Hostility to conservation is not unique to the Legislature. It starts, and it prospers, at the top, with Governor Walker.  He gives his annual state of the state speech next week.  Here’s an opportunity for the Gov surprise us. Rat offers this simple language to be inserted into the speech.   This is not tree-hugging, blow-up-the-ship-to-save-the-whales rhetoric here; it’s pragmatic and common sense. 
Water cannot be afterthought.  There is no economy, there is no life, without clean and plentiful water. 
 
Hang around your radio the night of January 15 and see if the Gov works any of Rat’s fine prose into his speech. 

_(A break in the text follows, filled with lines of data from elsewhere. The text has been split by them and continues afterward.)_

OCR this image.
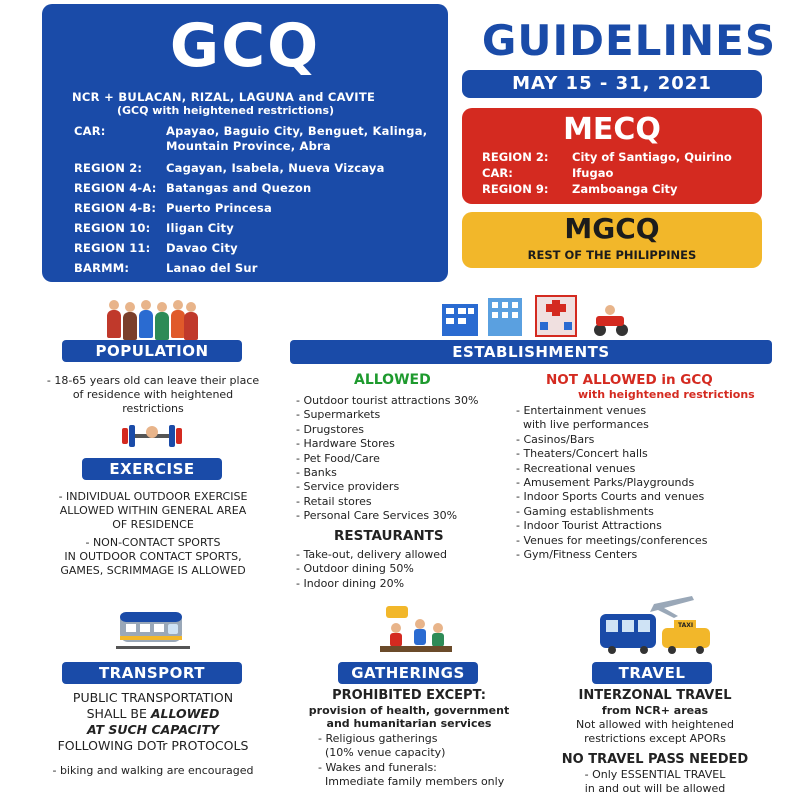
GCQ
NCR + BULACAN, RIZAL, LAGUNA and CAVITE
(GCQ with heightened restrictions)
CAR:	Apayao, Baguio City, Benguet, Kalinga, Mountain Province, Abra
REGION 2: Cagayan, Isabela, Nueva Vizcaya
REGION 4-A: Batangas and Quezon
REGION 4-B: Puerto Princesa
REGION 10: Iligan City
REGION 11: Davao City
BARMM:	Lanao del Sur
GUIDELINES
MAY 15 - 31, 2021
MECQ
REGION 2: City of Santiago, Quirino
CAR:	Ifugao
REGION 9: Zamboanga City
MGCQ
REST OF THE PHILIPPINES
POPULATION
- 18-65 years old can leave their place
of residence with heightened
restrictions
EXERCISE
- INDIVIDUAL OUTDOOR EXERCISE
ALLOWED WITHIN GENERAL AREA
OF RESIDENCE
- NON-CONTACT SPORTS
IN OUTDOOR CONTACT SPORTS,
GAMES, SCRIMMAGE IS ALLOWED
ESTABLISHMENTS
ALLOWED
- Outdoor tourist attractions 30%
- Supermarkets
- Drugstores
- Hardware Stores
- Pet Food/Care
- Banks
- Service providers
- Retail stores
- Personal Care Services 30%
RESTAURANTS
- Take-out, delivery allowed
- Outdoor dining 50%
- Indoor dining 20%
NOT ALLOWED in GCQ
with heightened restrictions
- Entertainment venues
with live performances
- Casinos/Bars
- Theaters/Concert halls
- Recreational venues
- Amusement Parks/Playgrounds
- Indoor Sports Courts and venues
- Gaming establishments
- Indoor Tourist Attractions
- Venues for meetings/conferences
- Gym/Fitness Centers
TRANSPORT
PUBLIC TRANSPORTATION
SHALL BE ALLOWED
AT SUCH CAPACITY
FOLLOWING DOTr PROTOCOLS
- biking and walking are encouraged
GATHERINGS
PROHIBITED EXCEPT:
provision of health, government
and humanitarian services
- Religious gatherings
(10% venue capacity)
- Wakes and funerals:
Immediate family members only
TAXI
TRAVEL
INTERZONAL TRAVEL
from NCR+ areas
Not allowed with heightened
restrictions except APORs
NO TRAVEL PASS NEEDED
- Only ESSENTIAL TRAVEL
in and out will be allowed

I know what you’re thinking – that’s as likely as muskrats enjoying ice in July. But it's worth a try.
 
  
The State of the State’s Waters
Wisconsin is defined by water – our borders, our name, our economy, our identity, are formed and shaped by water.

Water is essential to who we are and what we do – as manufacturers, utilities, farmers and service providers who depend on water to do their business, and as people who have fun in and by the water. 

It is essential that we protect our water – both its quality and its quantity – vigorously, systematically and with the seriousness it deserves.  Our economy, our quality of life, and our future as a state depend on it. 

It will be my (Gov. Scott Walker) administration’s policy to mobilize those state agencies and offices equipped to defend the public trust to protect our water.  


  • ·         We will ensure that drinking water drawn from underground sources will not be depleted. 
  • ·         We will also ensure that that same groundwater – the drinking water for 90% of Wisconsin residents – will be protected from contamination by pesticides, nitrates, bacteria, viruses and other pollutants. 
  •          We will work to reduce to the greatest extent possible the pollution of our surface waters of algae-producing phosphorus and keep the soil that delivers that phosphorus on the land. 
  •   ·         We will strive to limit, even eliminate, exotic plants and animals that wreak havoc on our waters and cause tens of millions of dollars of damage. 
  • ·         We will follow the letter and the spirit of the Great Lakes Compact to protect our Great Lakes.